OK, next it's the British Library; we're only going to look at a couple of things here to give us plenty of time, there is far too much to see otherwise. The British Library is pretty much like your local library except you get into an awful lot more trouble if you don't take your books back - in fact you'd get into an awful lot of trouble if you tried to take books out in the first place.

The link will take you straight to the on-line gallery; here you can see some real page-turners, no joke, you can actually turn the pages of some of the world's rarest books: including William Blake's notebook, the Lindisfarne Gospels, Mozart's musical diary (with audio excerpts) and, thoughtfully, there's even an exhibition of London's historic maps in case we get lost. That's only just scratched the surface of this site, you'll see time disappear!
(note: you may need to download Macromedia Shockwave to do the page turning thing but it's worth it)

Finally, as our day out draws to its close you have a choice, we're going to split our group into two because there's only time to do one more visit and I know that there will be arguments. Half the group can go off on a tour of Buckingham Palace and the rest can come with me for a much more interesting tour of Highgate Cemetery.

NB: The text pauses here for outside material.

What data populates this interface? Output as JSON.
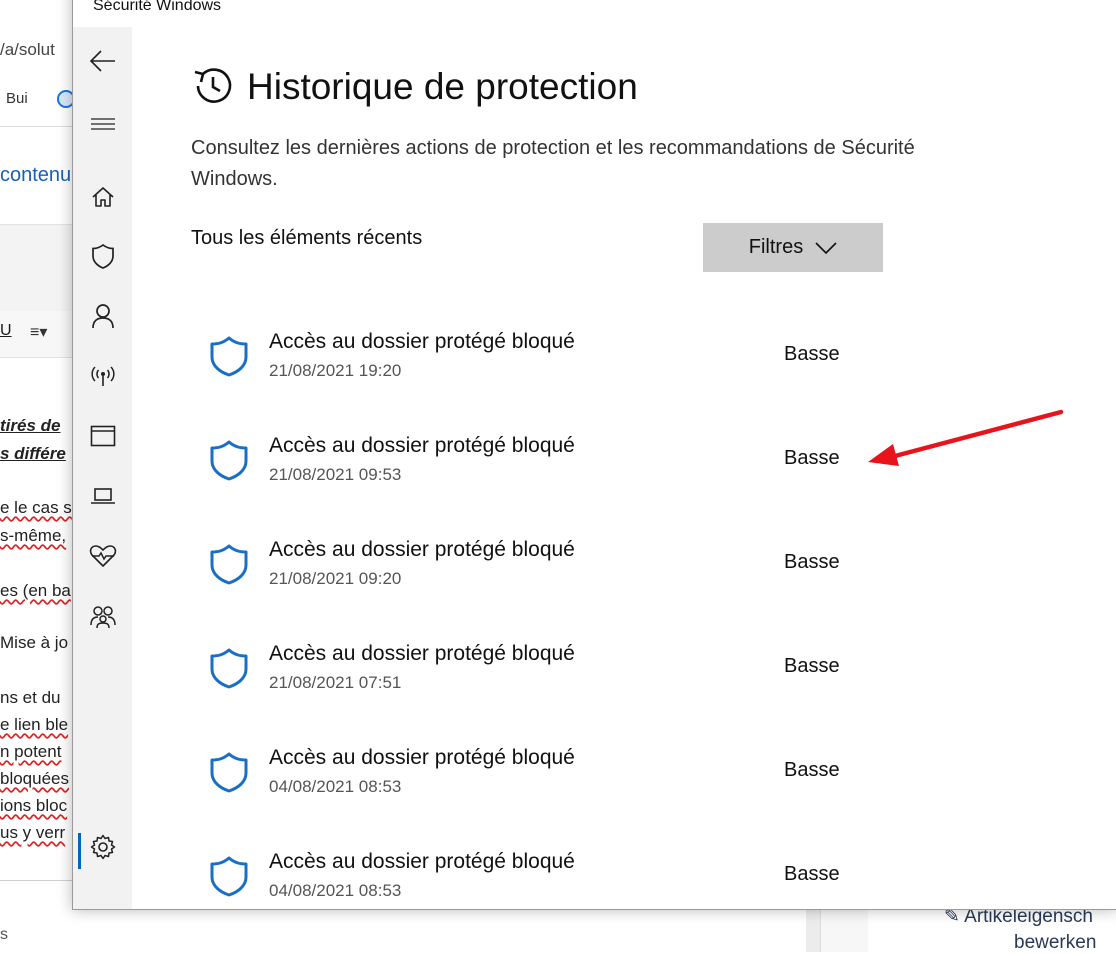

The Buckingham Palace link will take you to the official website of the British monarchy and you can actually visit other royal residences while you are there too. The Highgate Cemetery link takes you to the Sexton's Tales site where you can learn heaps about the people buried there, this one is another site where you can lose significant chunks of time. Incidentally did you know that the murdered Russian ex-agent Alexander Litvinenko is buried there in a lead-lined coffin?
Well that's it, all back to Euston Station for the train home, tired, happy and skint. Hope you enjoyed your day and are feeling much more cheery than at the start.

By the way our day out is a good way for web-virgins to get an idea of how to navigate round a website (mum!), so pass it on if you know any (it's probably not a good idea to enter 'web-virgins' as a search term in Google though).